I'm trying to understand how $\frac{d}{dx} \mathrm{arccsc} x = -\frac{1}{|x| \sqrt{x^2 - 1}}$, which I found on Wikipedia, which is different than the form found in Stewart's calculus $\frac{d}{dx} \mathrm{arccsc} x = -\frac{1}{x \sqrt{x^2 - 1}}$. Where exactly does the |x| come from? There is proof of arcsin and arccos, but haven't yet found one which explains this detail for arccsc. Is there a proof that explains it?

Thanks,
- Farley

2. Jan 11, 2009

### jgens

I think it may be largely notational, because if we allow x < 0 than the derivative becomes indentical to d(arcsec(x))/dx.

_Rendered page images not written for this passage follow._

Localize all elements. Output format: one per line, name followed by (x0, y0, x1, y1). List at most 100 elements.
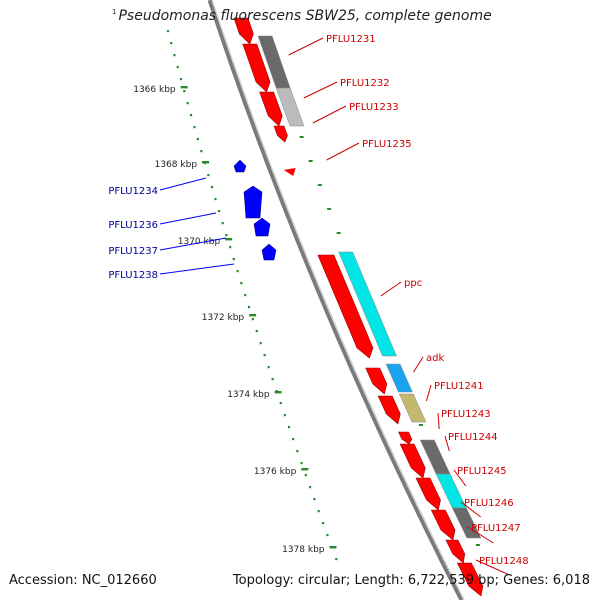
scale-tick-label: 1378 kbp (282, 545, 325, 555)
forward-gene-arrow (415, 477, 441, 511)
scale-dot (166, 30, 170, 33)
scale-tick-label: 1366 kbp (133, 85, 176, 95)
scale-tick-mark (329, 546, 337, 549)
reverse-gene-arrow (243, 185, 263, 219)
reverse-gene-label: PFLU1236 (108, 220, 158, 231)
scale-dot (207, 174, 210, 177)
right-scale-dot (336, 232, 341, 234)
scale-dot (267, 366, 270, 369)
reverse-gene-label: PFLU1234 (108, 186, 158, 197)
right-scale-dot (299, 136, 304, 138)
forward-gene-arrow (259, 91, 283, 127)
forward-label-leader (326, 142, 360, 161)
scale-dot (244, 294, 247, 297)
scale-dot (236, 270, 239, 273)
backbone-highlight (211, 0, 465, 601)
forward-label-leader (288, 37, 324, 56)
scale-dot (221, 222, 224, 225)
scale-dot (189, 114, 193, 117)
forward-gene-label: ppc (404, 278, 422, 289)
scale-dot (287, 426, 291, 429)
forward-gene-arrow (399, 443, 426, 479)
forward-label-leader (425, 384, 432, 402)
forward-gene-arrow (398, 431, 413, 445)
scale-dot (183, 90, 186, 93)
reverse-label-leader (159, 177, 207, 191)
forward-gene-arrow (365, 367, 388, 395)
forward-gene-label: PFLU1246 (464, 498, 514, 509)
scale-dot (225, 234, 228, 237)
forward-label-leader (303, 81, 338, 99)
scale-dot (271, 378, 274, 381)
scale-tick-label: 1374 kbp (227, 390, 270, 400)
scale-dot (193, 126, 196, 129)
forward-gene-arrow (445, 539, 466, 564)
scale-tick-label: 1376 kbp (254, 467, 297, 477)
genome-backbone (207, 0, 465, 602)
forward-label-leader (380, 281, 402, 297)
scale-dot (232, 258, 235, 261)
scale-dot (186, 102, 189, 105)
scale-tick-label: 1368 kbp (155, 160, 198, 170)
forward-gene-label: PFLU1248 (479, 556, 529, 567)
right-scale-dot (308, 160, 313, 162)
reverse-label-leader (159, 237, 227, 251)
reverse-label-leader (159, 212, 217, 225)
scale-dot (296, 450, 299, 453)
forward-gene-arrow (430, 509, 456, 541)
forward-gene-label: PFLU1241 (434, 381, 484, 392)
forward-gene-label: PFLU1245 (457, 466, 507, 477)
scale-dot (321, 522, 325, 525)
reverse-gene-arrow (253, 217, 271, 237)
right-scale-dot (327, 208, 332, 210)
forward-gene-label: PFLU1244 (448, 432, 498, 443)
scale-dot (210, 186, 214, 189)
right-scale-dot (418, 424, 423, 426)
scale-dot (200, 150, 203, 153)
scale-dot (196, 138, 199, 141)
reverse-gene-arrow (233, 159, 247, 173)
map-title: 1 Pseudomonas fluorescens SBW25, complete… (112, 8, 492, 24)
scale-tick-mark (225, 238, 233, 241)
scale-dot (292, 438, 295, 441)
forward-gene-label: adk (426, 353, 444, 364)
right-scale-dot (475, 544, 480, 546)
forward-gene-label: PFLU1235 (362, 139, 412, 150)
scale-dot (308, 486, 312, 489)
forward-label-leader (437, 412, 440, 430)
scale-dot (247, 306, 251, 309)
scale-dot (255, 330, 258, 333)
right-scale-dot (317, 184, 322, 186)
scale-dot (179, 78, 183, 81)
forward-gene-label: PFLU1233 (349, 102, 399, 113)
scale-tick-mark (202, 161, 210, 164)
scale-dot (176, 66, 179, 69)
scale-dot (263, 354, 266, 357)
scale-dot (170, 42, 173, 45)
forward-gene-arrow (456, 562, 484, 597)
scale-dot (326, 534, 329, 537)
scale-dot (251, 318, 254, 321)
scale-dot (240, 282, 243, 285)
forward-label-leader (467, 526, 494, 544)
scale-tick-mark (180, 86, 188, 89)
title-superscript: 1 (112, 8, 117, 17)
forward-gene-label: PFLU1232 (340, 78, 390, 89)
scale-tick-label: 1370 kbp (178, 237, 221, 247)
scale-dot (218, 210, 221, 213)
cds-feature-box (385, 363, 413, 393)
scale-dot (335, 558, 338, 561)
organism-name: Pseudomonas fluorescens SBW25, complete … (118, 8, 492, 24)
forward-gene-arrow (242, 43, 271, 93)
accession-text: Accession: NC_012660 (9, 573, 157, 588)
forward-gene-label: PFLU1247 (471, 523, 521, 534)
genome-summary-text: Topology: circular; Length: 6,722,539 bp… (232, 573, 590, 588)
cds-feature-box (275, 87, 305, 127)
scale-dot (304, 474, 307, 477)
scale-dot (279, 402, 282, 405)
forward-gene-label: PFLU1231 (326, 34, 376, 45)
scale-dot (283, 414, 286, 417)
scale-dot (300, 462, 303, 465)
scale-tick-mark (301, 468, 309, 471)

Here's a proof for the derivative of arccsc(x):

csc(y) = x
d(csc(y))/dx = 1
-csc(y)cot(y)y' = 1
y' = -1/(csc(y)cot(y))
Now, since 1 + cot(x)^2 = csc(x)^2, cot^2(x) = csc^2(x) - 1, therefore:
y' = -1/(x(x^2-1)^1/2)

3. Jan 11, 2009

### lukaszh

$$\frac{\text{d}}{\text{d}x}\text{arccsc}x=\frac{\text{d}}{\text{d}x}\arcsin\left(\frac{1}{x}\right)$$
Substitution:
$$y=\arcsin u$$
Now I can use chain rule:
$$\frac{\text{d}y}{\text{d}u}\cdot\frac{\text{d}u}{\text{d}x}=\frac{1}{\sqrt{1-u^2}}\cdot\left(-\frac{1}{x^2}\right)=\frac{1}{\sqrt{1-\frac{1}{x^2}}}\cdot\left(-\frac{1}{x^2}\right)=\frac{1}{\sqrt{\frac{x^2-1}{x^2}}}\cdot\left(-\frac{1}{x^2}\right)=\frac{|x|}{\sqrt{x^2-1}}\cdot\left(-\frac{1}{x^2}\right)$$
There is important to realise:
$$(x^2\geq0)\,\wedge\,(|x|\geq0)$$
so there quotient must be also positive.
$$\frac{|x|}{x^2}=\frac{1}{|x|}$$
If I use this to my proof, I obtain:
$$\frac{\text{d}}{\text{d}x}\text{arccsc}x=-\frac{1}{|x|\sqrt{x^2-1}}$$

Last edited: Jan 11, 2009
4. Jan 11, 2009

### jgens

Bah, an oversight on my part. I overlooked a restricted principle branch in the step following csc^2(x) - 1 = cot^2(x). Sorry!